A sign near a checkpoint of a vigilante group reads Civilian J.T.F., or Civilian Joint Task Force in Maiduguri. (Aminu Abubakar/Agence France-Presse via Getty Images)

What kinds of stories do they tell you about their experiences?

So because this a child-protection project, a number of feedback or experiences the children share during some of these sessions is somewhat confidential.

One of the sessions we do to really help us set these children in place in the community is the trauma healing session. And that is where we will get them to share most some of this stories and feedback with us.

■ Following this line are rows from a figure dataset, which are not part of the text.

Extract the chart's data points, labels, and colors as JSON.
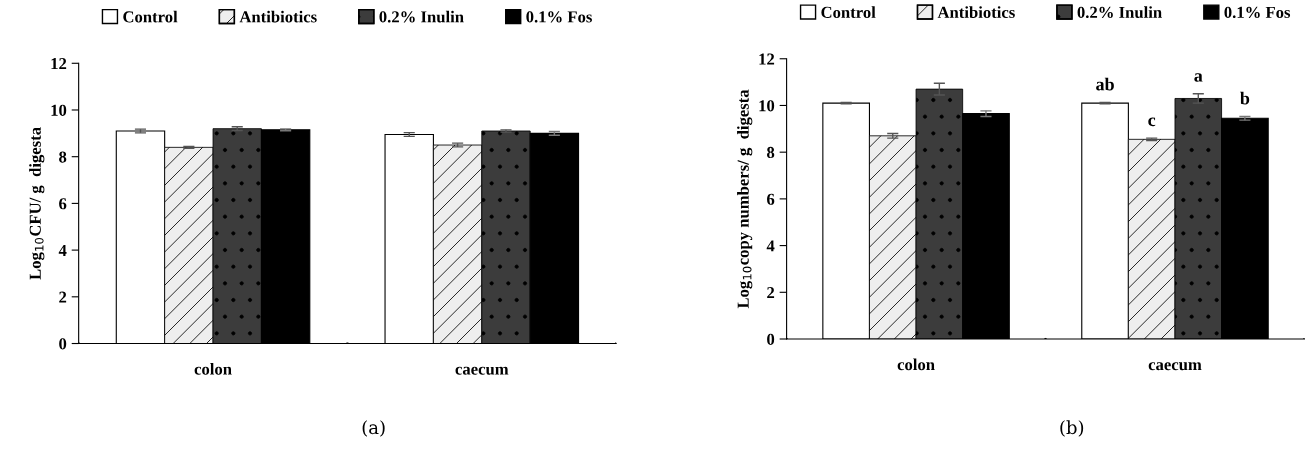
{
  "chart_data": [
    {
      "type": "bar",
      "ylabel": "Log$_{10}$CFU/ g  digesta",
      "categories": [
        "colon",
        "caecum"
      ],
      "ylim": [
        0,
        12
      ],
      "yticks": [
        0,
        2,
        4,
        6,
        8,
        10,
        12
      ],
      "legend": "top",
      "grid": false,
      "series": [
        {
          "name": "Control",
          "color": "#ffffff",
          "values": [
            9.1,
            8.95
          ],
          "errors": [
            0.08,
            0.08
          ]
        },
        {
          "name": "Antibiotics",
          "color": "#eeeeee",
          "values": [
            8.4,
            8.5
          ],
          "errors": [
            0.04,
            0.08
          ]
        },
        {
          "name": "0.2% Inulin",
          "color": "#3c3c3c",
          "values": [
            9.2,
            9.1
          ],
          "errors": [
            0.08,
            0.05
          ]
        },
        {
          "name": "0.1% Fos",
          "color": "#000000",
          "values": [
            9.15,
            9.0
          ],
          "errors": [
            0.04,
            0.08
          ]
        }
      ],
      "annotations": [
        "(a)"
      ]
    },
    {
      "type": "bar",
      "ylabel": "Log$_{10}$copy numbers/ g  digesta",
      "categories": [
        "colon",
        "caecum"
      ],
      "ylim": [
        0,
        12
      ],
      "yticks": [
        0,
        2,
        4,
        6,
        8,
        10,
        12
      ],
      "legend": "top",
      "grid": false,
      "series": [
        {
          "name": "Control",
          "color": "#ffffff",
          "values": [
            10.1,
            10.1
          ],
          "errors": [
            0.03,
            0.03
          ]
        },
        {
          "name": "Antibiotics",
          "color": "#eeeeee",
          "values": [
            8.7,
            8.55
          ],
          "errors": [
            0.1,
            0.05
          ]
        },
        {
          "name": "0.2% Inulin",
          "color": "#3c3c3c",
          "values": [
            10.7,
            10.3
          ],
          "errors": [
            0.25,
            0.2
          ]
        },
        {
          "name": "0.1% Fos",
          "color": "#000000",
          "values": [
            9.65,
            9.45
          ],
          "errors": [
            0.12,
            0.08
          ]
        }
      ],
      "annotations": [
        "ab",
        {
          "text": "c",
          "x": "caecum",
          "y": 8.55
        },
        {
          "text": "a",
          "x": "caecum",
          "y": 10.3
        },
        "b",
        "(b)"
      ]
    }
  ]
}
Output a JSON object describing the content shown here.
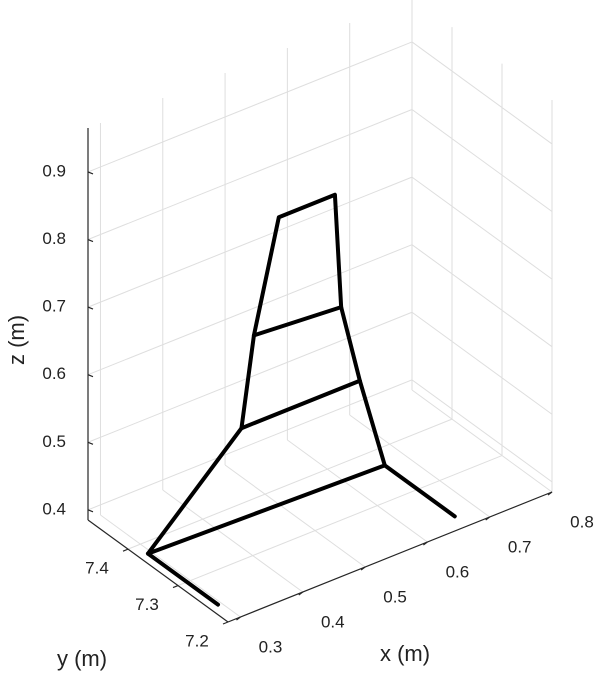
{
  "chart_data": {
    "type": "line3d",
    "xlabel": "x (m)",
    "ylabel": "y (m)",
    "zlabel": "z (m)",
    "xlim": [
      0.28,
      0.8
    ],
    "ylim": [
      7.2,
      7.48
    ],
    "zlim": [
      0.385,
      0.965
    ],
    "xticks": [
      0.3,
      0.4,
      0.5,
      0.6,
      0.7,
      0.8
    ],
    "yticks": [
      7.2,
      7.3,
      7.4
    ],
    "zticks": [
      0.4,
      0.5,
      0.6,
      0.7,
      0.8,
      0.9
    ],
    "grid": true,
    "series": [
      {
        "color": "#000000",
        "x": [
          0.28,
          0.43,
          0.45,
          0.49,
          0.58,
          0.59,
          0.62,
          0.66,
          0.28
        ],
        "y": [
          7.36,
          7.36,
          7.36,
          7.36,
          7.36,
          7.36,
          7.36,
          7.36,
          7.36
        ],
        "z": [
          0.4,
          0.53,
          0.66,
          0.82,
          0.82,
          0.65,
          0.53,
          0.39,
          0.4
        ]
      },
      {
        "color": "#000000",
        "x": [
          0.45,
          0.59
        ],
        "y": [
          7.36,
          7.36
        ],
        "z": [
          0.66,
          0.65
        ]
      },
      {
        "color": "#000000",
        "x": [
          0.43,
          0.62
        ],
        "y": [
          7.36,
          7.36
        ],
        "z": [
          0.53,
          0.53
        ]
      },
      {
        "color": "#000000",
        "x": [
          0.28,
          0.28
        ],
        "y": [
          7.36,
          7.22
        ],
        "z": [
          0.4,
          0.4
        ]
      },
      {
        "color": "#000000",
        "x": [
          0.66,
          0.66
        ],
        "y": [
          7.36,
          7.22
        ],
        "z": [
          0.39,
          0.39
        ]
      }
    ]
  }
}
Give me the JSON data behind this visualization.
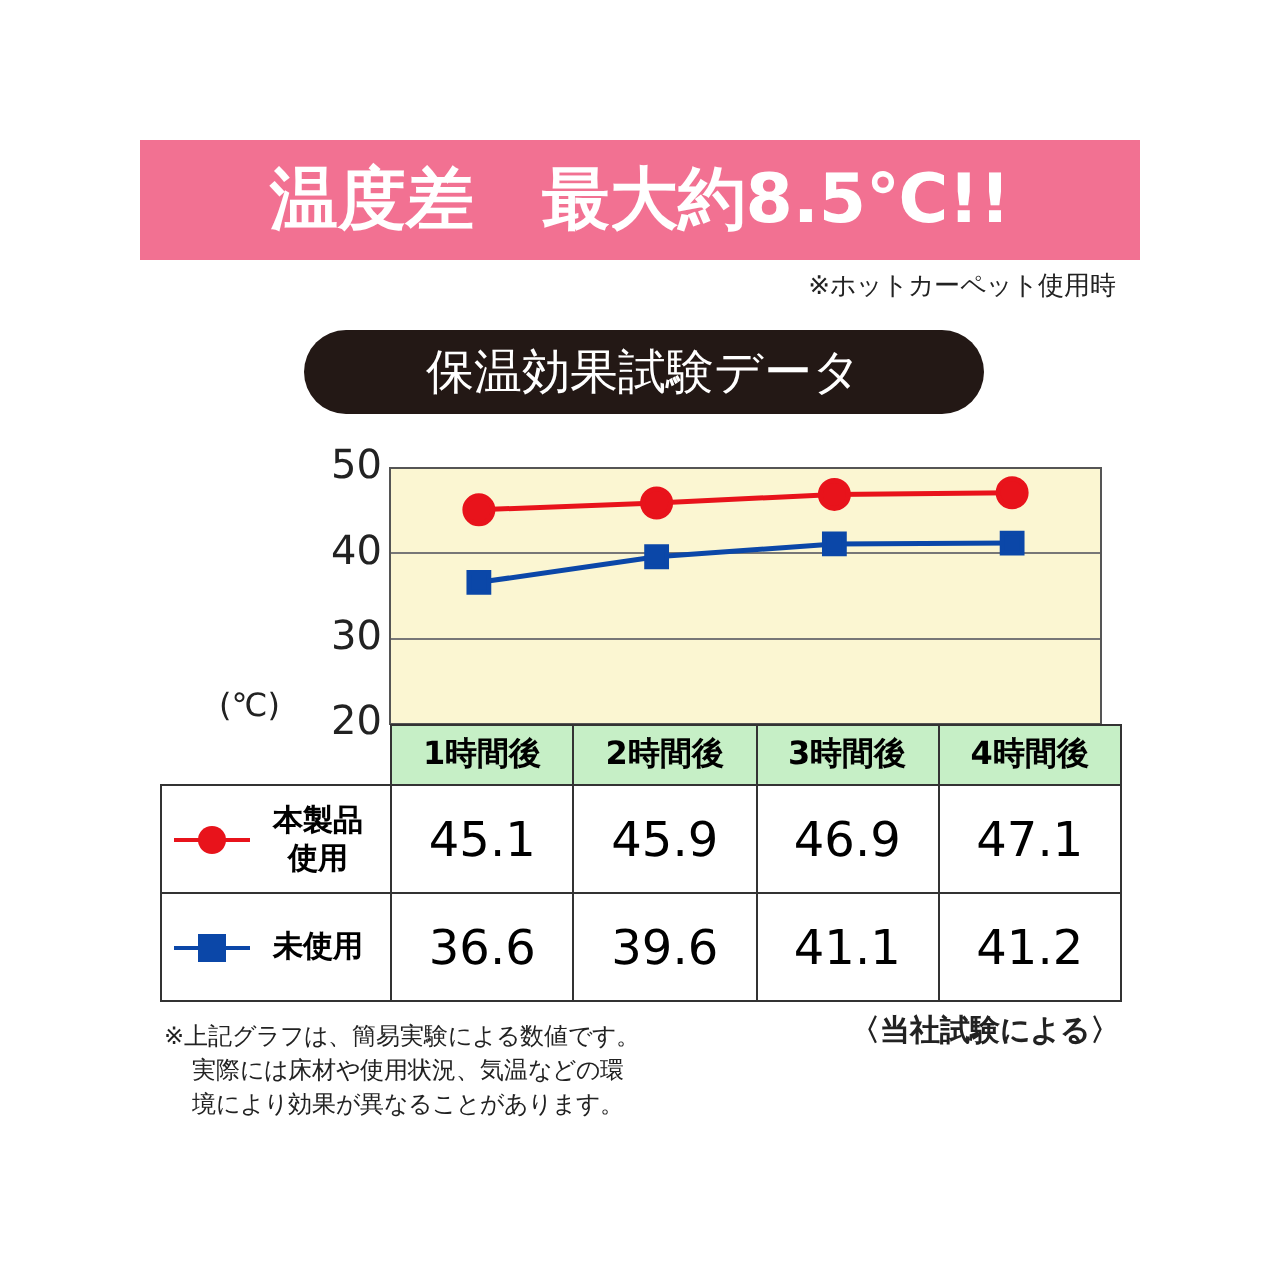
{
  "chart_data": {
    "type": "line",
    "title": "温度差　最大約8.5℃!!",
    "subtitle": "※ホットカーペット使用時",
    "annotations": [
      "保温効果試験データ",
      "※上記グラフは、簡易実験による数値です。実際には床材や使用状況、気温などの環境により効果が異なることがあります。",
      "〈当社試験による〉"
    ],
    "ylabel": "(℃)",
    "categories": [
      "1時間後",
      "2時間後",
      "3時間後",
      "4時間後"
    ],
    "series": [
      {
        "name": "本製品使用",
        "color": "#e8131b",
        "marker": "circle",
        "values": [
          45.1,
          45.9,
          46.9,
          47.1
        ]
      },
      {
        "name": "未使用",
        "color": "#0b47a8",
        "marker": "square",
        "values": [
          36.6,
          39.6,
          41.1,
          41.2
        ]
      }
    ],
    "ylim": [
      20,
      50
    ],
    "yticks": [
      20,
      30,
      40,
      50
    ],
    "grid": "y",
    "legend": "bottom left",
    "data_labels": true
  }
}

I think some stories that were quite impactful were stories where children shared their experiences where they partake in the killings of some of these Boko Haram [fighters].

What did the children tell you about doing that and how they felt about it?

Yes. So when they were doing that at that time, they felt it's part of life. They felt they're fine doing that, and it's okay doing that.

But then the effect on that, on the children, is that in the end, when they go back home and they sleep at night, it gives them nightmares.

They start thinking or feeling some of these things will haunt them, and they get very scared. But then, [with] the trauma awareness, they now understand where some of those effects are coming from psychologically.


Interview produced by Allie Jaynes. Q&A edited for length and clarity.